The four manufacturers are Domtar Corporation, Packaging Corporation of America (PCA), Finch Paper, LLC, and P.H. Glatfelter Company.

The affirmative vote by the ITC means that there is a reasonable indication that imports are injuring or threatening injury to the domestic industry and paper workers' jobs. Therefore, the U.S. will proceed to investigate the USW and companies' petitions requesting duties on the unfairly-traded imports of uncoated paper products. About 130,000 workers are represented by the USW in the paper and forestry products industry, a loss of more than 60,000 jobs since 2002.

"Multiple plant shutdowns across the uncoated paper manufacturing sector have cost almost 2,500 workers their jobs since these foreign competitors began flooding our market with unfairly traded products," said USW International Vice President Jon Geenen. "These are good, family-supportive jobs that are being lost to dumped and subsidized imports. It's time to restore fair trade conditions to the market to preserve and restore the jobs that have been lost to predatory trade practices," he added.

"We continue to invest in our facilities and our people," said John D. Williams, President and CEO of Domtar. "We have a low-cost asset base, state-of-the-art technology and the most productive workers, but we can't compete when products are sold here for less than the cost of production or for less here than they are sold for in their home markets. Today's vote is an important step in our fight to end the unfair trade practices targeting the U.S. market and to restore a level playing field," the Domtar executive said.

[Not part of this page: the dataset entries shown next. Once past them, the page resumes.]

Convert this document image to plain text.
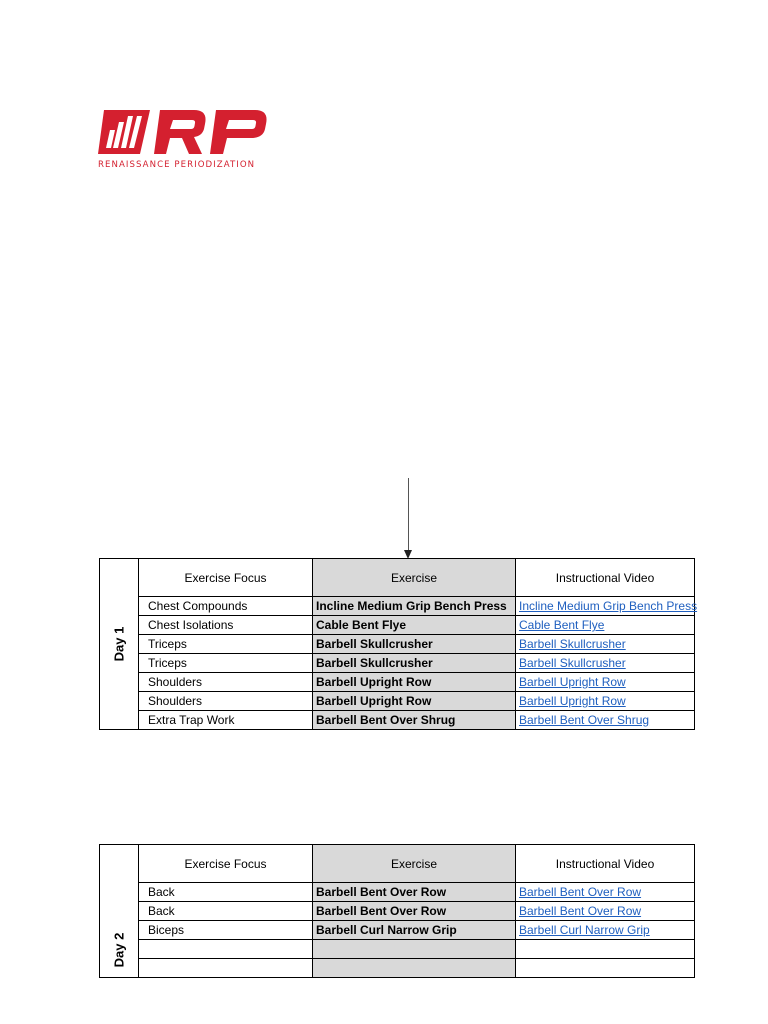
RENAISSANCE PERIODIZATION
Day 1	Exercise Focus	Exercise	Instructional Video
	Chest Compounds	Incline Medium Grip Bench Press	Incline Medium Grip Bench Press
	Chest Isolations	Cable Bent Flye	Cable Bent Flye
	Triceps	Barbell Skullcrusher	Barbell Skullcrusher
	Triceps	Barbell Skullcrusher	Barbell Skullcrusher
	Shoulders	Barbell Upright Row	Barbell Upright Row
	Shoulders	Barbell Upright Row	Barbell Upright Row
	Extra Trap Work	Barbell Bent Over Shrug	Barbell Bent Over Shrug
Day 2	Exercise Focus	Exercise	Instructional Video
	Back	Barbell Bent Over Row	Barbell Bent Over Row
	Back	Barbell Bent Over Row	Barbell Bent Over Row
	Biceps	Barbell Curl Narrow Grip	Barbell Curl Narrow Grip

"Today's action clearly shows that the industry and our workers were right to file petitions to stop the unfair trade that has been injuring the uncoated paper industry," said Mark Kowlzan, Chief Executive Officer of PCA. "These overseas competitors have been dumping and/or receiving illegal subsidies on the sale of their products here in our market, resulting in shutdowns and lower sales. We make a great product that can compete against fairly traded products. Our cases were filed to return fair pricing to our market consistent with international trade rules. All we are asking is that the laws against unfair trade be enforced," the PCA officer related.

"We appreciate the strong, bipartisan support shown for this critical trade case by members of Congress," said USW International President Leo W. Gerard. "We wish we didn't have to ask for help, but we thank them on behalf of the thousands of our members in the paper sector, as well as their families and communities. Unfair trade is decimating American manufacturing, and we have to fight foreign predatory trade practices every day."

The anti-dumping (AD) and countervailing duty (CVD) petitions were filed at the U.S.

Department of Commerce (DOC) and with the ITC on January 21, 2015. The paper products covered by the petitions include uncoated paper used in copying, brochures, maps, and other applications.

The petitions ask for duties to offset the dumping of certain uncoated paper from all five countries and to offset the subsidies on imports from China and Indonesia. These petitions cover all uncoated paper in sheets (including cut-size and folio), weighing between 40 and 150 gsm and having a GE brightness level of 85 or higher.

The antidumping and countervailing duty petitions indicate that imports of the subject products from the five cited countries increased 44 percent from 2011 to 2013 and 40 percent from January-September 2013 to January-September 2014. During January-September 2014, imports from the subject countries equaled 86 percent of imports from all countries and 21 percent of U.S. consumption.

The imports increased despite declining U.S. demand. Shipments of certain uncoated paper from domestic manufacturers declined by approximately eight percent from 2011 to 2013, and by nine percent from January-September 2013 to January-September 2014.

Now that the ITC has determined there is a reasonable indication that imports are materially injuring or threatening material injury to the domestic industry, the investigations will continue.

The Commerce Department announced on February 18 its decision to initiate antidumping duty investigations on uncoated paper imports from the five countries and countervailing duty investigations on imports from China and Indonesia.

The DOC will make its preliminary subsidy determinations in June and its preliminary dumping determinations in June (August if extended). If those determinations are affirmative, the DOC will instruct U.S. Customs to collect antidumping duty cash deposits to offset the subsidies.